Sammlungen mit skandinavischen Handschriften

Obwohl Editionen, Faksimiles und Digitalisierung den Zugang zu den Quellen erheblich erleichtern, ist manchmal ein Blick in das Original unumgänglich.
Die westnordischen Handschriften sind heute aber in alle Welt verstreut: Der größte Teil befindet sich zwar in Kopenhagen, Stockholm und Reykjavík, aber einige befinden sich außerhalb Skandinaviens, in Europa und ganz wenige sind sogar nach Nordamerika gelangt.

Dieses Tutorium gibt Dir einen Überblick über die zahlreichen Sammlungen mit westnordischen Handschriften und ihre Geschichte. Diese beginnt mit der Handschriftenkultur Ende des Mittelalters, gefolgt von den frühneuzeitlichen Sammlern, welche die Grundsteine für die heutigen Sammlungen gelegt haben.

Makulatur: Eine von etwa 1270 stammende Handschrift der Strengleikar, einer Sammlung altnordischer Prosaübersetzungen der altfranzösischen Lais der Marie de France, wurde in späterer Zeit als Stützmaterial für eine Mitra verwendet (AM 666 b fol).

In Norwegen brach die handschriftliche Überlieferung gegen Ende des Mittelalters fast gänzlich ab; dementsprechend wenige Handschriften frühneuzeitlichen Datums sind uns heute erhalten. Wie kam es zu diesem Bruch?
Im 14. Jahrhundert blühte die Handschriftenproduktion eigentlich erst richtig auf. Aber gerade in diesem Jahrhundert fanden in Norwegen auch schwerwiegende Veränderungen statt: Viele Menschen starben infolge einer Pestepidemie, darunter zahlreiche Adelige und Geistliche, wodurch das kulturelle Leben beeinträchtigt wurde. Zudem veränderte sich die Sprache, sodass das Verstehen altnordischer Texte immer schwieriger wurde. Die wenigen handschriftlichen Quellen, welche gegen Ende des Mittelalters entstanden waren, wurden somit bereits wenige Jahrzehnte später kaum mehr gelesen. Nicht zuletzt löste im 15. Jahrhundert der Buchdruck die handschriftliche Überlieferung ab, sodass viele Handschriften nicht mehr gebraucht wurden und nunmehr zweckentfremdet als Bindematerial neuer Bücher oder ähnlichen Zwecken dienten.

Island war von diesen Entwicklungen kaum betroffen: Das Isländische veränderte sich nur geringfügig, sodass mittelalterliche Texte weiterhin verstanden wurden. Da es nur eine einzige Druckerpresse im Land auf dem Bischofssitz Hólar gab, die geistlichen Werken vorbehalten war, wurden die weltlichen Texte weiterhin handschriftlich überliefert. Die mittelalterliche Literatur wurde in Island also im Gegensatz zu Norwegen immer noch gelesen und handschriftlich überliefert.

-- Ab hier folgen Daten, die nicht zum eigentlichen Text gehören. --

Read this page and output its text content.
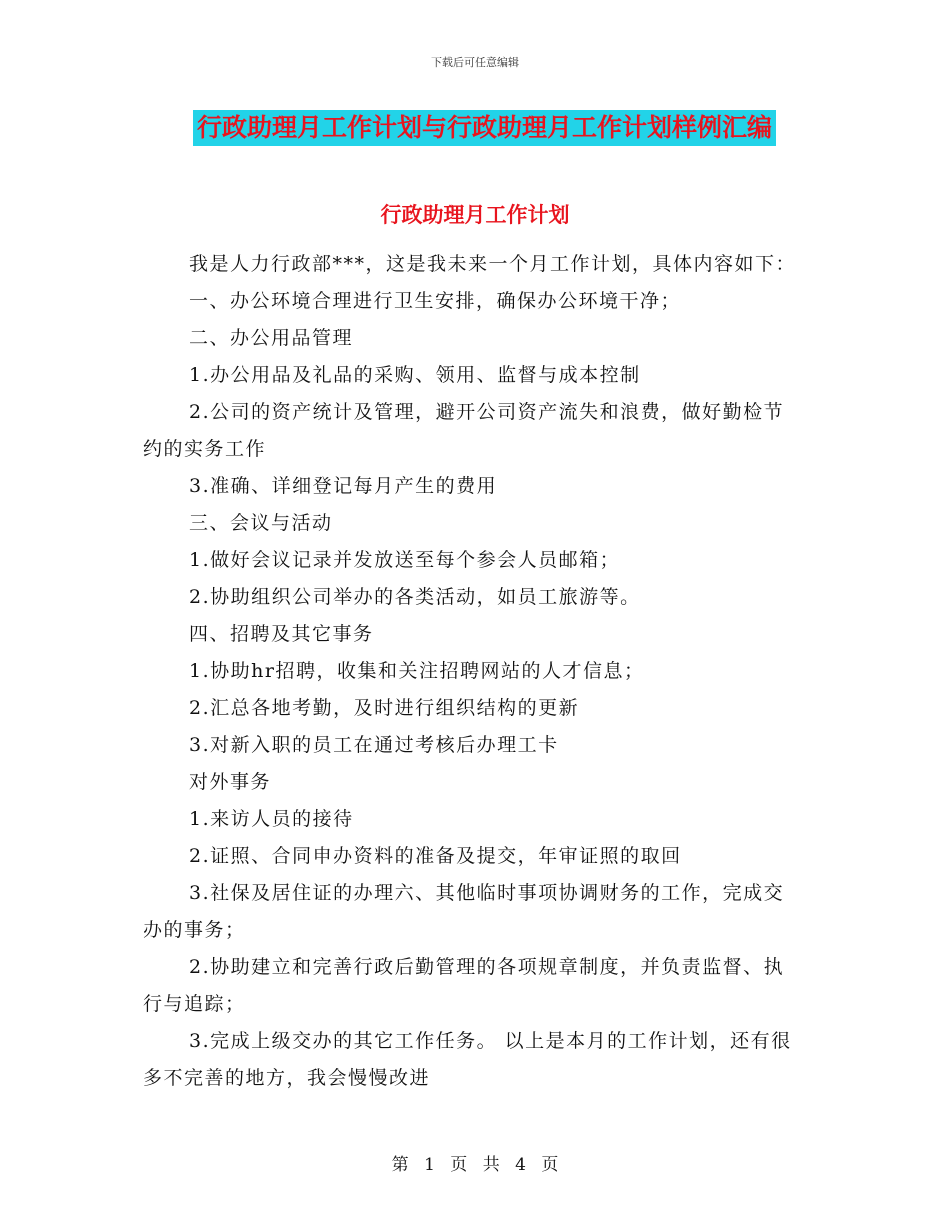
下载后可任意编辑
行政助理月工作计划与行政助理月工作计划样例汇编
行政助理月工作计划

我是人力行政部***，这是我未来一个月工作计划，具体内容如下：

一、办公环境合理进行卫生安排，确保办公环境干净；

二、办公用品管理

1.办公用品及礼品的采购、领用、监督与成本控制

2.公司的资产统计及管理，避开公司资产流失和浪费，做好勤检节约的实务工作

3.准确、详细登记每月产生的费用

三、会议与活动

1.做好会议记录并发放送至每个参会人员邮箱；

2.协助组织公司举办的各类活动，如员工旅游等。

四、招聘及其它事务

1.协助hr招聘，收集和关注招聘网站的人才信息；

2.汇总各地考勤，及时进行组织结构的更新

3.对新入职的员工在通过考核后办理工卡

对外事务

1.来访人员的接待

2.证照、合同申办资料的准备及提交，年审证照的取回

3.社保及居住证的办理六、其他临时事项协调财务的工作，完成交办的事务；

2.协助建立和完善行政后勤管理的各项规章制度，并负责监督、执行与追踪；

3.完成上级交办的其它工作任务。 以上是本月的工作计划，还有很多不完善的地方，我会慢慢改进

第 1 页 共 4 页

Links: Brynjólfur Sveinsson (1605-1675)
Rechts: Þormóður Torfason (1636-1719)

Alle wichtigen skandinavischen Handschriftensammlungen suchen ihre Anfänge bei den Sammlern der frühen Neuzeit. Die Struktur und der Überlieferungszustand unserer heutigen Sammlungen können daher ohne einen Blick zurück in diese Zeit nur unzureichend verstanden werden.

Der Humanismus weckte im 16. Jahrhundert in Dänemark und Schweden das Interesse an der eigenen Geschichte und Literatur. Die zuständigen Historiographen brauchten Quellen und fanden diese vor allem in den norwegischen Handschriften aus dem Mittelalter. Sie ließen diese sammeln und übersetzen, weil sie die altnordischen Texte nicht mehr verstanden. Die Bestände in Norwegen waren aber bald erschöpft.

Gegen Ende des 16. Jahrhunderts machten die Isländer auf ihre reiche Literatur aufmerksam. Sie sammelten die Handschriften und halfen den Historiographen bei den Übersetzungen, weil sie das Altnordische besser verstanden. Zu den ersten gehörte Bischof Brynjólfur Sveinsson (1605-1675). Später arbeiteten hauptsächlich Isländer als Sammler, Abschreiber und Übersetzer in königlichem Auftrag, z. B. Þormóður Torfason (1636-1719) für Dänemark oder Jón Eggertsson (1643-1689) für Schweden. Im 17. Jahrhundert gelangten immer mehr Handschriften durch intensive Sammelaktivität, Schenkungen, Verkauf und Raub nach Dänemark und Schweden in die Sammlungen der Könige und privater Interessenten.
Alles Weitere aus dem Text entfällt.